Il est comme une gueule de canon qu'on bourre de poudre. Sa charge, ce sont ces livres qu'il lit, ces notes qu'il prend, ces contes qu'il écrit, ces réflexions sur la monarchie qu'il rédige dans la fièvre.
Il ne sait pas à quel moment on approchera la mèche.
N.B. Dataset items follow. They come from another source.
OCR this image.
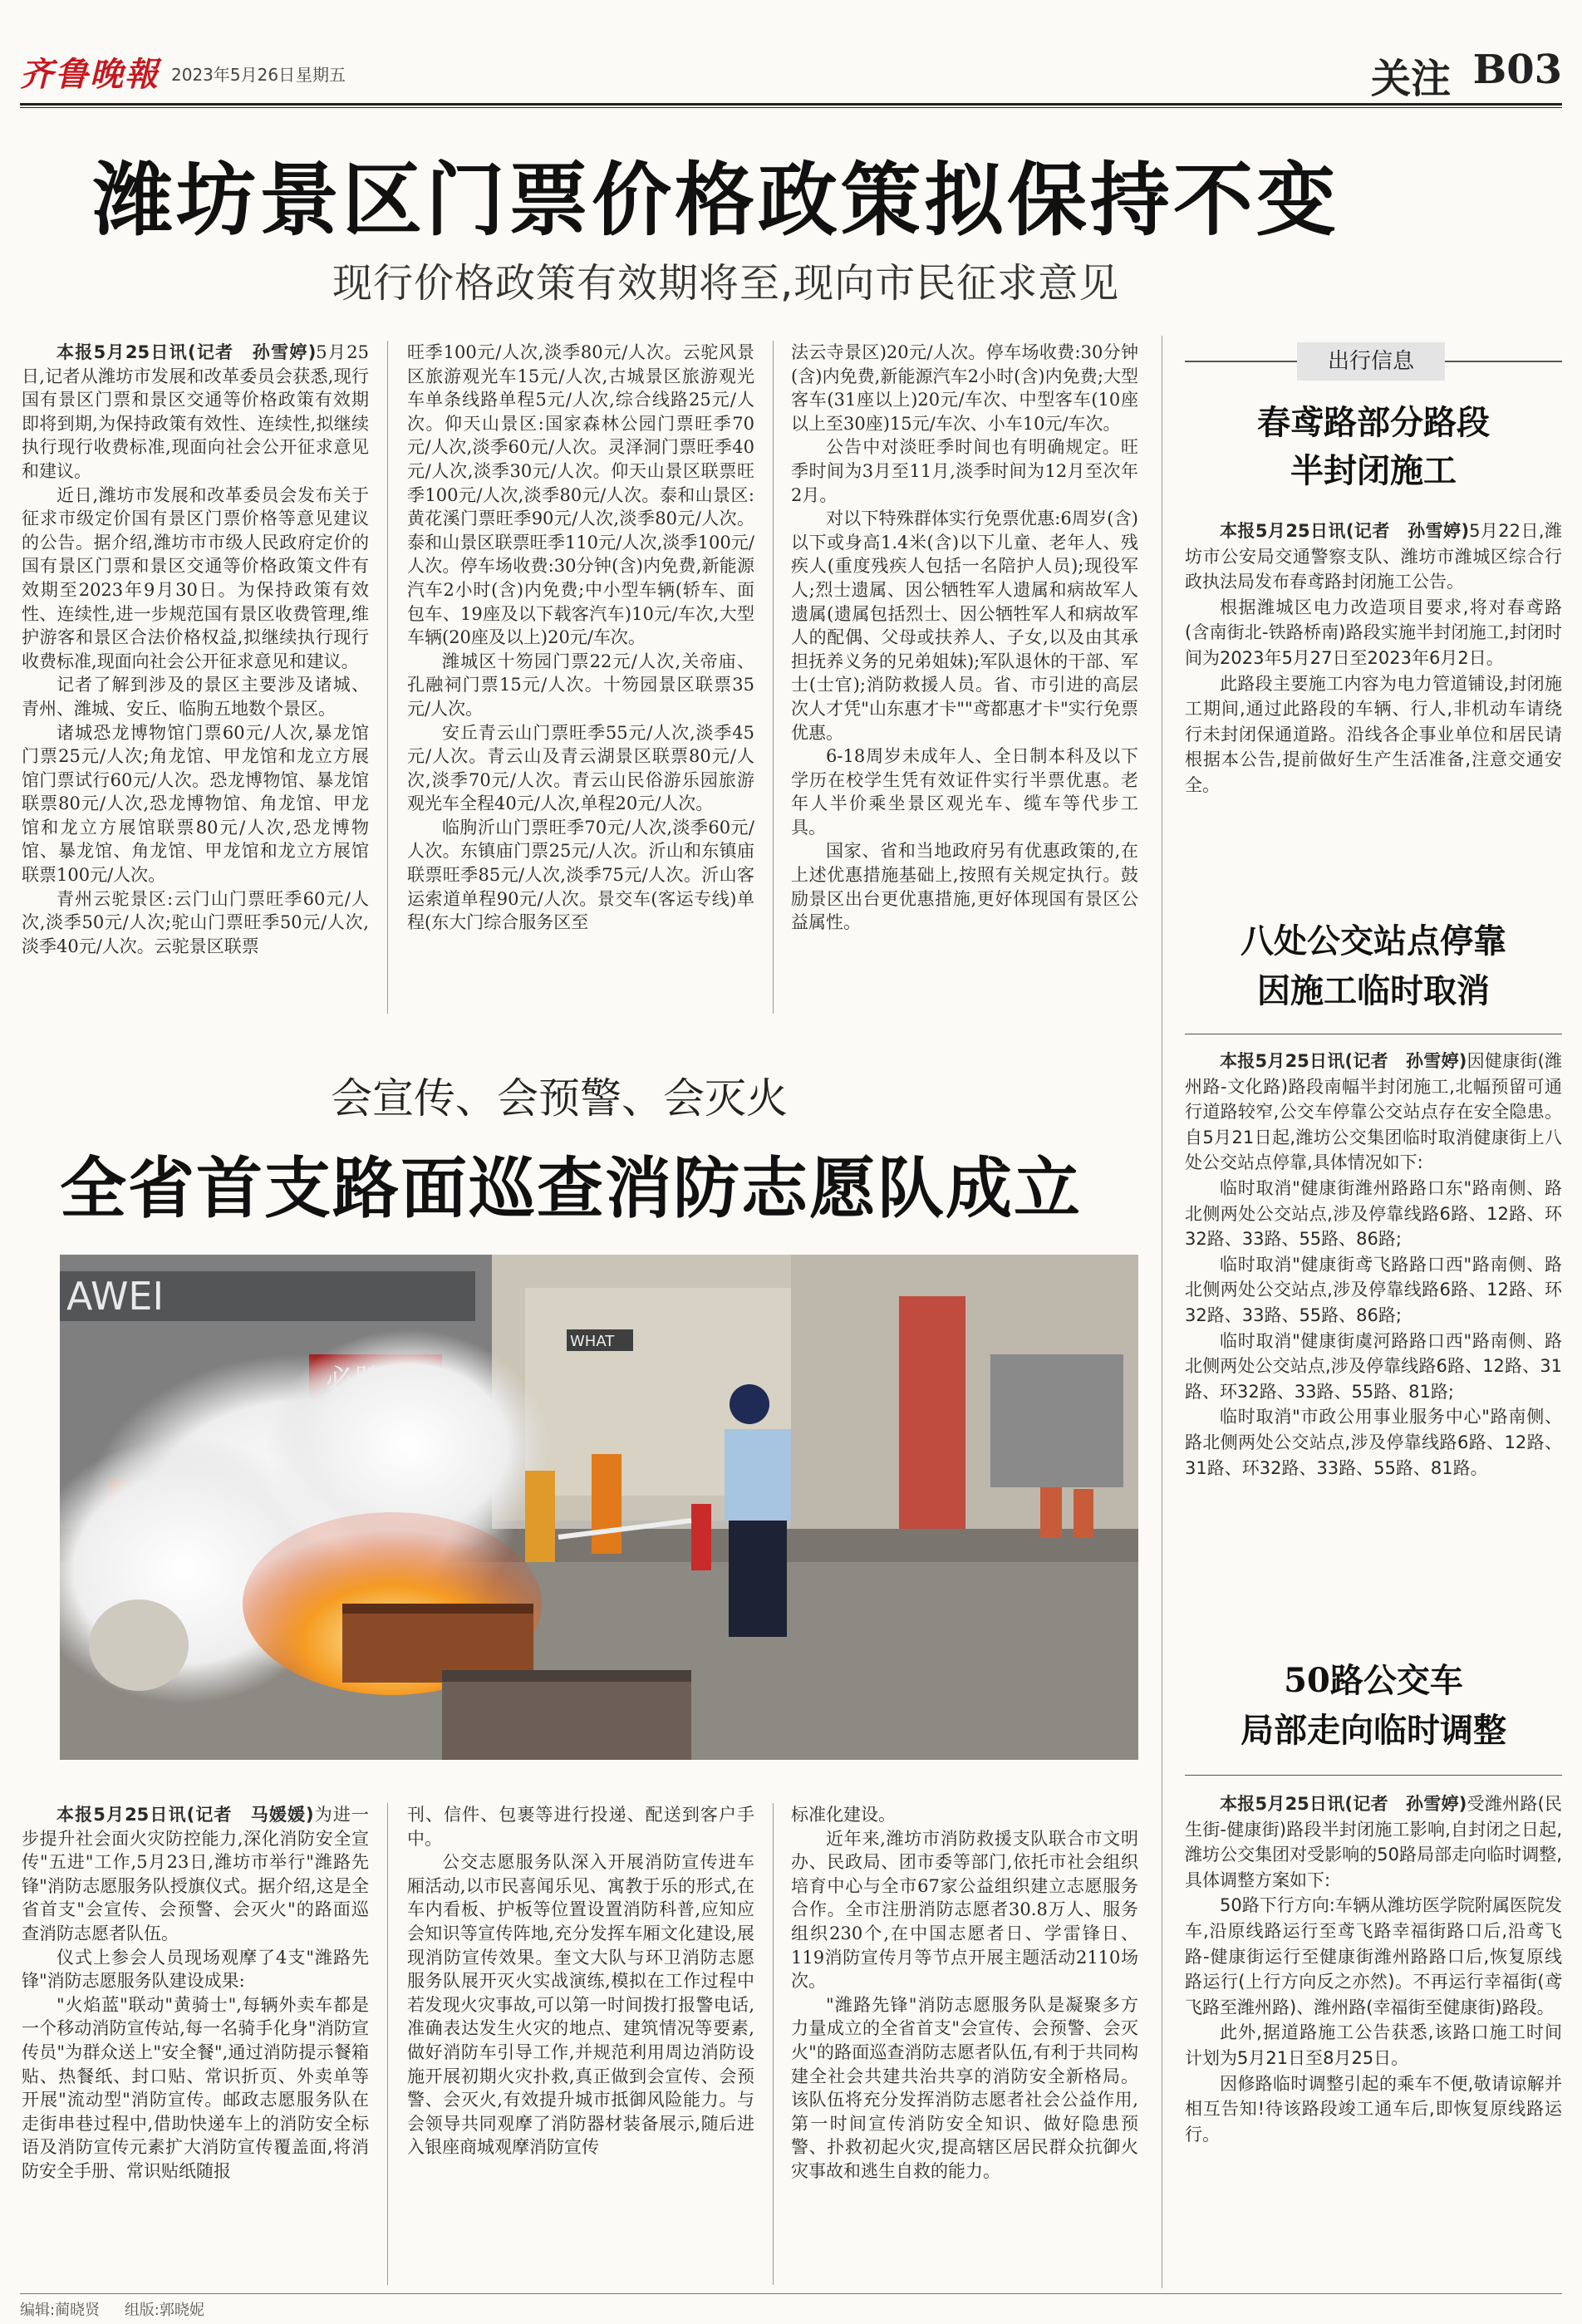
齐鲁晚報 2023年5月26日 星期五	关注 B03
潍坊景区门票价格政策拟保持不变
现行价格政策有效期将至,现向市民征求意见

本报5月25日讯(记者　孙雪婷)5月25日,记者从潍坊市发展和改革委员会获悉,现行国有景区门票和景区交通等价格政策有效期即将到期,为保持政策有效性、连续性,拟继续执行现行收费标准,现面向社会公开征求意见和建议。

近日,潍坊市发展和改革委员会发布关于征求市级定价国有景区门票价格等意见建议的公告。据介绍,潍坊市市级人民政府定价的国有景区门票和景区交通等价格政策文件有效期至2023年9月30日。为保持政策有效性、连续性,进一步规范国有景区收费管理,维护游客和景区合法价格权益,拟继续执行现行收费标准,现面向社会公开征求意见和建议。

记者了解到涉及的景区主要涉及诸城、青州、潍城、安丘、临朐五地数个景区。

诸城恐龙博物馆门票60元/人次,暴龙馆门票25元/人次;角龙馆、甲龙馆和龙立方展馆门票试行60元/人次。恐龙博物馆、暴龙馆联票80元/人次,恐龙博物馆、角龙馆、甲龙馆和龙立方展馆联票80元/人次,恐龙博物馆、暴龙馆、角龙馆、甲龙馆和龙立方展馆联票100元/人次。

青州云驼景区:云门山门票旺季60元/人次,淡季50元/人次;驼山门票旺季50元/人次,淡季40元/人次。云驼景区联票

旺季100元/人次,淡季80元/人次。云驼风景区旅游观光车15元/人次,古城景区旅游观光车单条线路单程5元/人次,综合线路25元/人次。仰天山景区:国家森林公园门票旺季70元/人次,淡季60元/人次。灵泽洞门票旺季40元/人次,淡季30元/人次。仰天山景区联票旺季100元/人次,淡季80元/人次。泰和山景区:黄花溪门票旺季90元/人次,淡季80元/人次。泰和山景区联票旺季110元/人次,淡季100元/人次。停车场收费:30分钟(含)内免费,新能源汽车2小时(含)内免费;中小型车辆(轿车、面包车、19座及以下载客汽车)10元/车次,大型车辆(20座及以上)20元/车次。

潍城区十笏园门票22元/人次,关帝庙、孔融祠门票15元/人次。十笏园景区联票35元/人次。

安丘青云山门票旺季55元/人次,淡季45元/人次。青云山及青云湖景区联票80元/人次,淡季70元/人次。青云山民俗游乐园旅游观光车全程40元/人次,单程20元/人次。

临朐沂山门票旺季70元/人次,淡季60元/人次。东镇庙门票25元/人次。沂山和东镇庙联票旺季85元/人次,淡季75元/人次。沂山客运索道单程90元/人次。景交车(客运专线)单程(东大门综合服务区至

法云寺景区)20元/人次。停车场收费:30分钟(含)内免费,新能源汽车2小时(含)内免费;大型客车(31座以上)20元/车次、中型客车(10座以上至30座)15元/车次、小车10元/车次。

公告中对淡旺季时间也有明确规定。旺季时间为3月至11月,淡季时间为12月至次年2月。

对以下特殊群体实行免票优惠:6周岁(含)以下或身高1.4米(含)以下儿童、老年人、残疾人(重度残疾人包括一名陪护人员);现役军人;烈士遗属、因公牺牲军人遗属和病故军人遗属(遗属包括烈士、因公牺牲军人和病故军人的配偶、父母或扶养人、子女,以及由其承担抚养义务的兄弟姐妹);军队退休的干部、军士(士官);消防救援人员。省、市引进的高层次人才凭"山东惠才卡""鸢都惠才卡"实行免票优惠。

6-18周岁未成年人、全日制本科及以下学历在校学生凭有效证件实行半票优惠。老年人半价乘坐景区观光车、缆车等代步工具。

国家、省和当地政府另有优惠政策的,在上述优惠措施基础上,按照有关规定执行。鼓励景区出台更优惠措施,更好体现国有景区公益属性。

会宣传、会预警、会灭火
全省首支路面巡查消防志愿队成立
AWEI
WHAT

本报5月25日讯(记者　马媛媛)为进一步提升社会面火灾防控能力,深化消防安全宣传"五进"工作,5月23日,潍坊市举行"潍路先锋"消防志愿服务队授旗仪式。据介绍,这是全省首支"会宣传、会预警、会灭火"的路面巡查消防志愿者队伍。

仪式上参会人员现场观摩了4支"潍路先锋"消防志愿服务队建设成果:

"火焰蓝"联动"黄骑士",每辆外卖车都是一个移动消防宣传站,每一名骑手化身"消防宣传员"为群众送上"安全餐",通过消防提示餐箱贴、热餐纸、封口贴、常识折页、外卖单等开展"流动型"消防宣传。邮政志愿服务队在走街串巷过程中,借助快递车上的消防安全标语及消防宣传元素扩大消防宣传覆盖面,将消防安全手册、常识贴纸随报

刊、信件、包裹等进行投递、配送到客户手中。

公交志愿服务队深入开展消防宣传进车厢活动,以市民喜闻乐见、寓教于乐的形式,在车内看板、护板等位置设置消防科普,应知应会知识等宣传阵地,充分发挥车厢文化建设,展现消防宣传效果。奎文大队与环卫消防志愿服务队展开灭火实战演练,模拟在工作过程中若发现火灾事故,可以第一时间拨打报警电话,准确表达发生火灾的地点、建筑情况等要素,做好消防车引导工作,并规范利用周边消防设施开展初期火灾扑救,真正做到会宣传、会预警、会灭火,有效提升城市抵御风险能力。与会领导共同观摩了消防器材装备展示,随后进入银座商城观摩消防宣传

标准化建设。

近年来,潍坊市消防救援支队联合市文明办、民政局、团市委等部门,依托市社会组织培育中心与全市67家公益组织建立志愿服务合作。全市注册消防志愿者30.8万人、服务组织230个,在中国志愿者日、学雷锋日、119消防宣传月等节点开展主题活动2110场次。

"潍路先锋"消防志愿服务队是凝聚多方力量成立的全省首支"会宣传、会预警、会灭火"的路面巡查消防志愿者队伍,有利于共同构建全社会共建共治共享的消防安全新格局。该队伍将充分发挥消防志愿者社会公益作用,第一时间宣传消防安全知识、做好隐患预警、扑救初起火灾,提高辖区居民群众抗御火灾事故和逃生自救的能力。

出行信息
春鸢路部分路段
半封闭施工

本报5月25日讯(记者　孙雪婷)5月22日,潍坊市公安局交通警察支队、潍坊市潍城区综合行政执法局发布春鸢路封闭施工公告。

根据潍城区电力改造项目要求,将对春鸢路(含南街北-铁路桥南)路段实施半封闭施工,封闭时间为2023年5月27日至2023年6月2日。

此路段主要施工内容为电力管道铺设,封闭施工期间,通过此路段的车辆、行人,非机动车请绕行未封闭保通道路。沿线各企事业单位和居民请根据本公告,提前做好生产生活准备,注意交通安全。

八处公交站点停靠
因施工临时取消

本报5月25日讯(记者　孙雪婷)因健康街(潍州路-文化路)路段南幅半封闭施工,北幅预留可通行道路较窄,公交车停靠公交站点存在安全隐患。自5月21日起,潍坊公交集团临时取消健康街上八处公交站点停靠,具体情况如下:

临时取消"健康街潍州路路口东"路南侧、路北侧两处公交站点,涉及停靠线路6路、12路、环32路、33路、55路、86路;

临时取消"健康街鸢飞路路口西"路南侧、路北侧两处公交站点,涉及停靠线路6路、12路、环32路、33路、55路、86路;

临时取消"健康街虞河路路口西"路南侧、路北侧两处公交站点,涉及停靠线路6路、12路、31路、环32路、33路、55路、81路;

临时取消"市政公用事业服务中心"路南侧、路北侧两处公交站点,涉及停靠线路6路、12路、31路、环32路、33路、55路、81路。

50路公交车
局部走向临时调整

本报5月25日讯(记者　孙雪婷)受潍州路(民生街-健康街)路段半封闭施工影响,自封闭之日起,潍坊公交集团对受影响的50路局部走向临时调整,具体调整方案如下:

50路下行方向:车辆从潍坊医学院附属医院发车,沿原线路运行至鸢飞路幸福街路口后,沿鸢飞路-健康街运行至健康街潍州路路口后,恢复原线路运行(上行方向反之亦然)。不再运行幸福街(鸢飞路至潍州路)、潍州路(幸福街至健康街)路段。

此外,据道路施工公告获悉,该路口施工时间计划为5月21日至8月25日。

因修路临时调整引起的乘车不便,敬请谅解并相互告知!待该路段竣工通车后,即恢复原线路运行。

编辑:蔺晓贤 组版:郭晓妮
Mais dans un effort de chaque jour, comme si le temps allait lui manquer, comme si la bataille approchait, il bourre la gueule du canon, sa tête, de connaissances, d'idées, dans un effort prodigieux.
Il est sûr que cette énergie qu'il accumule, un jour, explosera.
Un soir, relisant l'Essai général de tactique de Guibert, il retrouve cette phrase lue à Valence déjà, et que de temps à autre il se remémore : « Alors un homme s'élèvera, écrit Guibert, peut-être resté jusque-là dans la foule et l'obscurité, un homme qui ne se sera fait un nom, ni par ses paroles, ni par ses écrits, un homme qui aura médité dans le silence... Cet homme s'emparera des opinions, des circonstances, de la fortune... »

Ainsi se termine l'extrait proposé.